AWS is known for their offerings and push of event-driven architectures. When an image is saved to a S3 bucket, you could trigger a lambda function to do some analysis on the image, create thumbnails or optimized copies of the image for different devices, among dozens of other things I could implement. It is a paradigm shift of rather than focusing on where my code is deployed to and make sure those systems are reliable, I can just focus on the code itself, and even more, the logic for generating applications. No more am I running services 24/7 or managing VMs. The term serverless comes into play here where a developers focus is no longer on the servers, but the logic of what is going to run (on servers that you don't need to worry about).
With all of this, pricing scales from billing by the hour all the way down to the millisecond. Lambda has been a big push for this as of the past few years it went from charging per 100ms down to 1ms. And with that the aggregated cost at the end of the month is much lower than traditional VMs. If you have lower traffic one day, you aren't billed for idling servers. As well going the opposite way of scaling, horizontal scaling on managed services like Lambda or DynamoDB are much more cost effective. This isn't to discount that services like EC2 have autoscaling capabilites as well, but now you may have to account for that in your applications where in an event-based architecture, it is a much less of a concern. As well with databases, the old way of handling load was horizontal and vertical scaling, or deploying more instances of a database and giving it more CPU & memory. A service like Dynamo on the other hand based on the sharding of data by primary key switches the paradigm again where you will be billed based on reads and writes rather than CPU or memory usage.

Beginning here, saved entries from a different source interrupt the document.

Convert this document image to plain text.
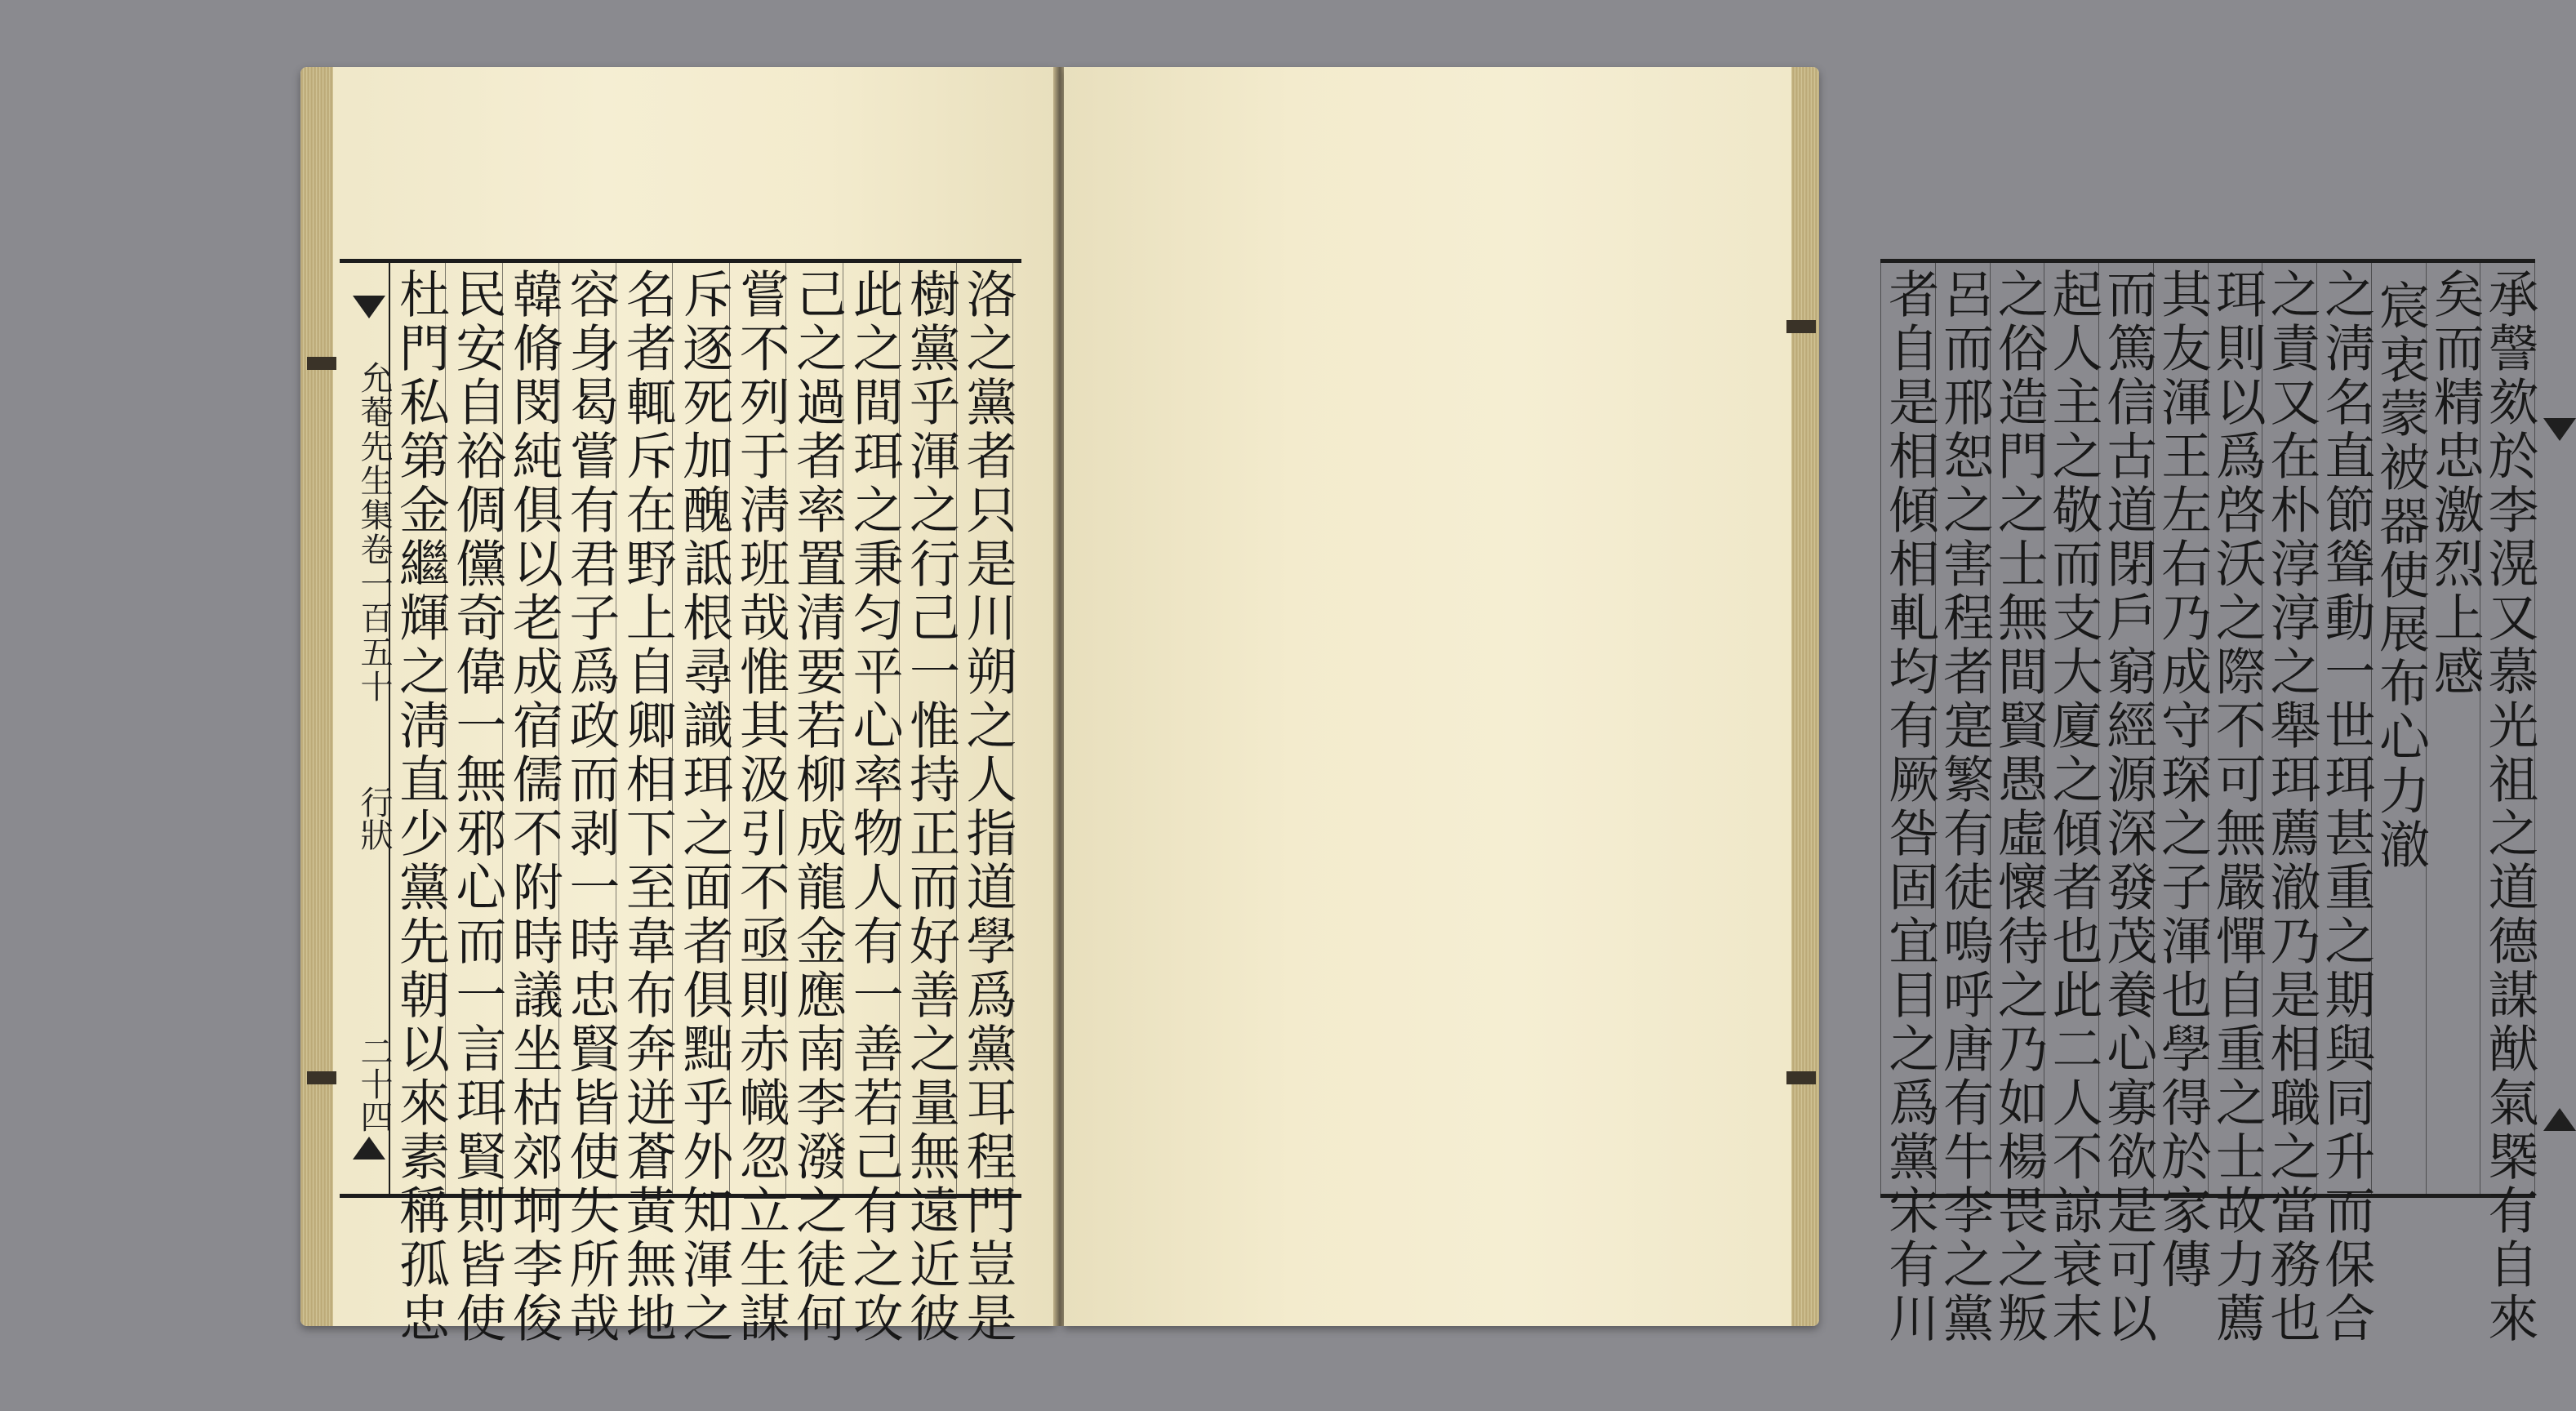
允菴先生集卷一百五十
行狀
二十四	洛之黨者只是川朔之人指道學爲黨耳程門豈是
樹黨乎渾之行己一惟持正而好善之量無遠近彼
此之間珥之秉匀平心率物人有一善若己有之攻
己之過者率置清要若柳成龍金應南李潑之徒何
嘗不列于淸班哉惟其汲引不亟則赤幟忽立生謀
斥逐死加醜詆根尋識珥之面者俱黜乎外知渾之
名者輒斥在野上自卿相下至韋布奔迸蒼黃無地
容身曷嘗有君子爲政而剥一時忠賢皆使失所哉
韓脩閔純俱以老成宿儒不附時議坐枯郊坰李俊
民安自裕倜儻奇偉一無邪心而一言珥賢則皆使
杜門私第金繼輝之淸直少黨先朝以來素稱孤忠	承謦欬於李滉又慕光祖之道德謀猷氣槩有自來
矣而精忠激烈上感
宸衷蒙被器使展布心力澈
之淸名直節聳動一世珥甚重之期與同升而保合
之責又在朴淳淳之舉珥薦澈乃是相職之當務也
珥則以爲啓沃之際不可無嚴憚自重之士故力薦
其友渾王左右乃成守琛之子渾也學得於家傳
而篤信古道閉戶窮經源深發茂養心寡欲是可以
起人主之敬而支大廈之傾者也此二人不諒衰末
之俗造門之士無間賢愚虛懷待之乃如楊畏之叛
呂而邢恕之害程者寔繁有徒嗚呼唐有牛李之黨
者自是相傾相軋均有厥咎固宜目之爲黨宋有川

So out of all of this, the deeper you get ingrained with AWS and their own services rather than a Bring-your-own-X system, the pricing does tend to become more approachable. For many of my personal projects where I am running lambda functions on a schedule, saving to a database, and then doing analysis or aggregating that data into a website, the costs at my scale are barely pennies. I could spin up a $4.00 EC2 VM and likely write similar capabilites, but the time of me managing linux VMs isn't a priority anymore compared to what I want to do of building applications. And because my goals for many of these projects aren't to make money and I'm not getting any revenue from them, the reduced prices gives me the scalability and reliability of AWS without a giant bill on my doorstep at the end of the day.